Even less well known is that these cancers disproportionately affect LGBT people based on lifestyle factors and screening habits more than their heterosexual counterparts … HIV-positive gay or bisexual men have higher levels of both HPV infection and HPV-related disease than heterosexual men … An estimated 61% of HIV-negative and 93% of HIV-positive gay and bisexual men have anal HPV infections, compared to 50% or less of heterosexual men. Men who have sex with men are also at increased risk for anal cancer compared to the general population …Compared to heterosexual women, lesbians may be at greater risk for HPV and cervical cancer due to health and lifestyle factors
Chlamydia is the most frequently reported bacterial sexually transmitted disease in the United States. Any sexually active person can be infected with Chlamydia. The greater the number of sex partners, the greater the risk of infection. Because the cervix of teenage girls and young women is not fully matured, they are at particularly high risk for infection.

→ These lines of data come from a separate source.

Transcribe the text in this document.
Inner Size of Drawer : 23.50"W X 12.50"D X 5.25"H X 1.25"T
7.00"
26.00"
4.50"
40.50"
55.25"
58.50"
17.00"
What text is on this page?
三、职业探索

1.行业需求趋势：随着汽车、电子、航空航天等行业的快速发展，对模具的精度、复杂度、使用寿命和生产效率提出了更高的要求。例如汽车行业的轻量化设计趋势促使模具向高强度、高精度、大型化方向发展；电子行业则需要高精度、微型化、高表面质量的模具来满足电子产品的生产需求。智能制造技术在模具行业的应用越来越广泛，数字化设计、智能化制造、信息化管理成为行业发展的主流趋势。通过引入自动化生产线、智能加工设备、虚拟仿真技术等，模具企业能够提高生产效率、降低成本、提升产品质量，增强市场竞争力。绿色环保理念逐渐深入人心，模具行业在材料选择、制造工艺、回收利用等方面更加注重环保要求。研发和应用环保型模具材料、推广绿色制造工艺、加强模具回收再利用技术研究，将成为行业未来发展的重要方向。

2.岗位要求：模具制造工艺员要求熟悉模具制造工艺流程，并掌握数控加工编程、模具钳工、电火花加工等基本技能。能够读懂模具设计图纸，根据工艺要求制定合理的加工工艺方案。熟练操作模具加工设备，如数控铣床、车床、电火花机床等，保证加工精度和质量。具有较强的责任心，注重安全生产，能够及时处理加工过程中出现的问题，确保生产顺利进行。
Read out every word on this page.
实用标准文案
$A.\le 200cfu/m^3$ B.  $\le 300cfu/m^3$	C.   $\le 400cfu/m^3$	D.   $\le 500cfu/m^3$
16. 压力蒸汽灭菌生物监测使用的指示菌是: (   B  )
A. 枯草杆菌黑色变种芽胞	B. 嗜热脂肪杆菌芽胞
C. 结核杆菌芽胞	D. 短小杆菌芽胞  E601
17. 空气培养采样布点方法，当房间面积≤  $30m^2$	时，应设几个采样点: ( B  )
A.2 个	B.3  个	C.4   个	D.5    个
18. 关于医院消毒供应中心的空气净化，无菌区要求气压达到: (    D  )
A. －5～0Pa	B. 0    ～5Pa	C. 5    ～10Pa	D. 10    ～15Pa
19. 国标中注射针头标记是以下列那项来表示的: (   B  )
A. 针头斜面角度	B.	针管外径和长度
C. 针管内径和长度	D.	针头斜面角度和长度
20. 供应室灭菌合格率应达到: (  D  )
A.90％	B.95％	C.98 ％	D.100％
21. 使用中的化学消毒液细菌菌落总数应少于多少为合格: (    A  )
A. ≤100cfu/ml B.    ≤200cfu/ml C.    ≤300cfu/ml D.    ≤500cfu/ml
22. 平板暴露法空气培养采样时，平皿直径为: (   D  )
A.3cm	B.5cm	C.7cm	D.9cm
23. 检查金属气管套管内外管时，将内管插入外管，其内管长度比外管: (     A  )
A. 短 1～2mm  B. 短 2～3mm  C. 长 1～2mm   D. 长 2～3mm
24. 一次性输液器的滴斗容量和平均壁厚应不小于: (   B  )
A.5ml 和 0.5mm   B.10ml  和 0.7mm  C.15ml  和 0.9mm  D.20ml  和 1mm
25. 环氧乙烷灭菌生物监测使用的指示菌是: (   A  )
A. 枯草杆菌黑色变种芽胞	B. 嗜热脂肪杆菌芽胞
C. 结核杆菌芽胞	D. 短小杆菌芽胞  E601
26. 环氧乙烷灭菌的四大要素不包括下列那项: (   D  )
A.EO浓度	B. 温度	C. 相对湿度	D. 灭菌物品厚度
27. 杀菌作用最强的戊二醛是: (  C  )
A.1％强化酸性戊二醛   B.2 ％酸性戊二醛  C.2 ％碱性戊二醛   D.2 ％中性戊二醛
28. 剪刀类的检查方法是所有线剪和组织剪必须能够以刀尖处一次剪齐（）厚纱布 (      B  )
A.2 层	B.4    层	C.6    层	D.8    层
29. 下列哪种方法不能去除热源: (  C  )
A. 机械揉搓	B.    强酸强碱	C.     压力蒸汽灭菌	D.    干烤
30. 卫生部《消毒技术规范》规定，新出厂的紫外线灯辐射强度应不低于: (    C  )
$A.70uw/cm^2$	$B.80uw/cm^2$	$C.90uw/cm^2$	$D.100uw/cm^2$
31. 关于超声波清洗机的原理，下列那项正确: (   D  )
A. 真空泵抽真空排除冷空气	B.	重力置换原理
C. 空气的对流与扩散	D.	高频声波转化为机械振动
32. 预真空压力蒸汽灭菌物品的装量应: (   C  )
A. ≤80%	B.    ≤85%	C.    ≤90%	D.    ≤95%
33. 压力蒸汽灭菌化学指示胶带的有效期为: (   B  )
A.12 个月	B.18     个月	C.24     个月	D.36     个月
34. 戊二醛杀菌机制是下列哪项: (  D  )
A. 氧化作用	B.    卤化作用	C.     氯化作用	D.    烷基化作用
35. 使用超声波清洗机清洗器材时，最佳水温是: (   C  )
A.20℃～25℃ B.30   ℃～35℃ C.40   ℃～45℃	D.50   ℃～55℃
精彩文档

In women, symptoms of Gonorrhea are often mild, but most women who are infected have no symptoms. Even when a woman has symptoms, they can be mistaken for a bladder or vaginal infection. Untreated Gonorrhea can cause serious and permanent health problems.
There are still over 1 million people living with HIV in the United States. About one-fourth of those have not yet been diagnosed and are unaware of their infection.
Sex is a big deal. Know the facts. Make informed decisions. Respect yourself.